The modern wheat, however, changed about 50 years ago. Gliadin and glutenin, the primary protein of wheat has undergone genetic modification for the purpose of increasing the yield per acre for farmers. This new wheat is suspected behind the sharp rise in Celiac Disease and gluten sensitivity. It seems to be not only an appetite stimulant but also have an addictive quality. Wheat, along with high fructose corn syrup increases blood sugar levels. Glycation is the process of modification of proteins in the body when the sugar level rises. When proteins, lipids, and DNA encounter high levels of glucose, they undergo a transformation which includes the generation of free radicals including the oxidation and reduction of molecules. For hemoglobin, the oxidation of iron has an inflammatory effect. We can measure this because sugar also attaches to the hemoglobin and when performing an Hb-A1C test, those with persistent high sugar levels will reflect this with a higher number on the test. After the attachment of sugars to proteins, other changes will occur, such as the development of Advanced Glycation End products (AGE) and these mainly accumulate in cartilage, particularly in the articular cartilage of the joints. It causes the cartilage to become malformed and lose its ability to produce collagen and proteoglycans. This damaged cartilage no longer functions appropriately leading to arthritis. However, it must be recognized the HbA1C of only a marker of sugar exposure and will not pick up the late effects of glycation or its inflammatory consequences. These glycation end products can also enter through our food from protein sources that are fed wheat or other cultivated cereal crops. What accelerates this process is if these protein sources are further cooked.

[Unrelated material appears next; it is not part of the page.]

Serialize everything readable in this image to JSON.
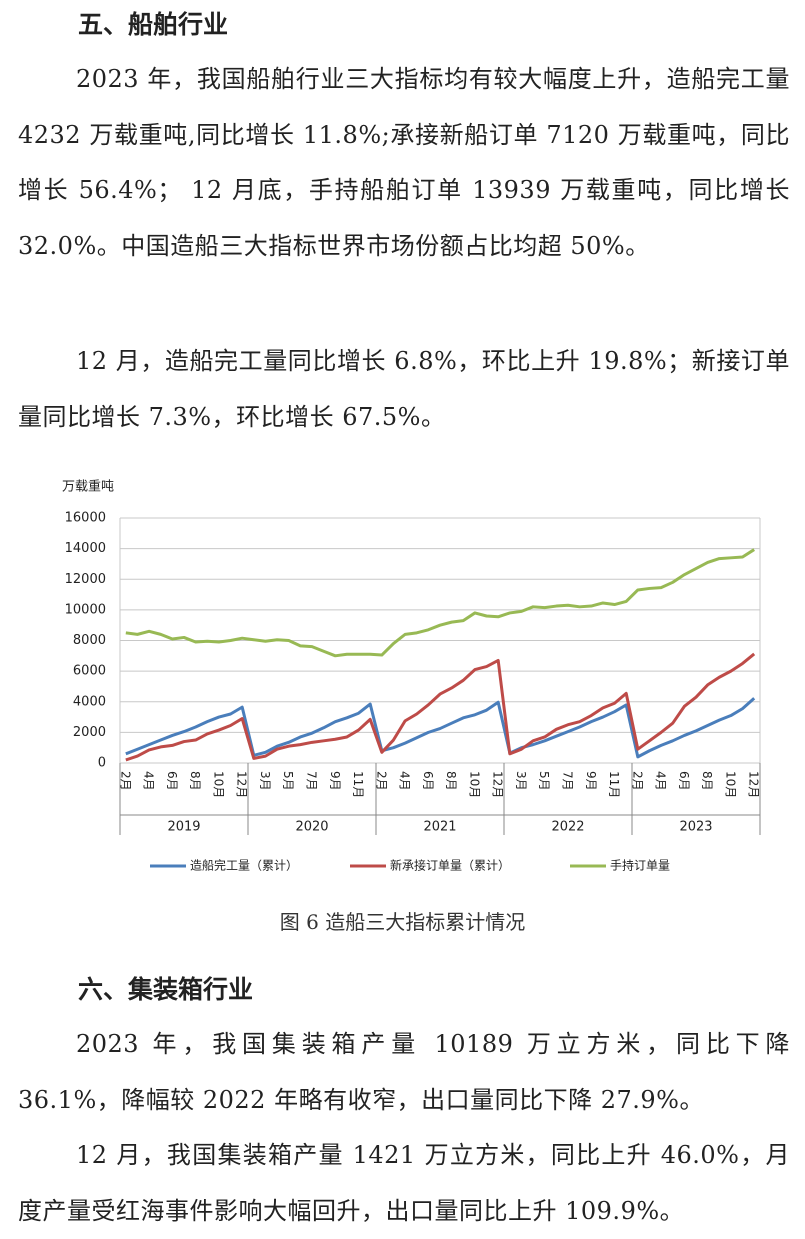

The (AGE) products directly correlate with increased markers of inflammation including C-reactive protein. Researchers have noted that the older you are, the more difficult it is to remove AGE from your body.
Inflammation is a driver leading us to most chronic degenerative diseases. When faced with the task of fighting obesity, heart disease may lead to arthritis and diabetes. Awareness is the starting point for action. The first approach is to avoid refined grains and choose the whole wheat variety. Next choose alternatives to grains, if possible, such as Barley, Brown rice-gluten free, Buckwheat gluten-free, Quinoa-gluten free and whole rye. We must be keen to embrace new insights, and this awareness may lead us to an earnest discussion of the widespread consequences of inflammation, however reducing gluten from our diet is just the starting point.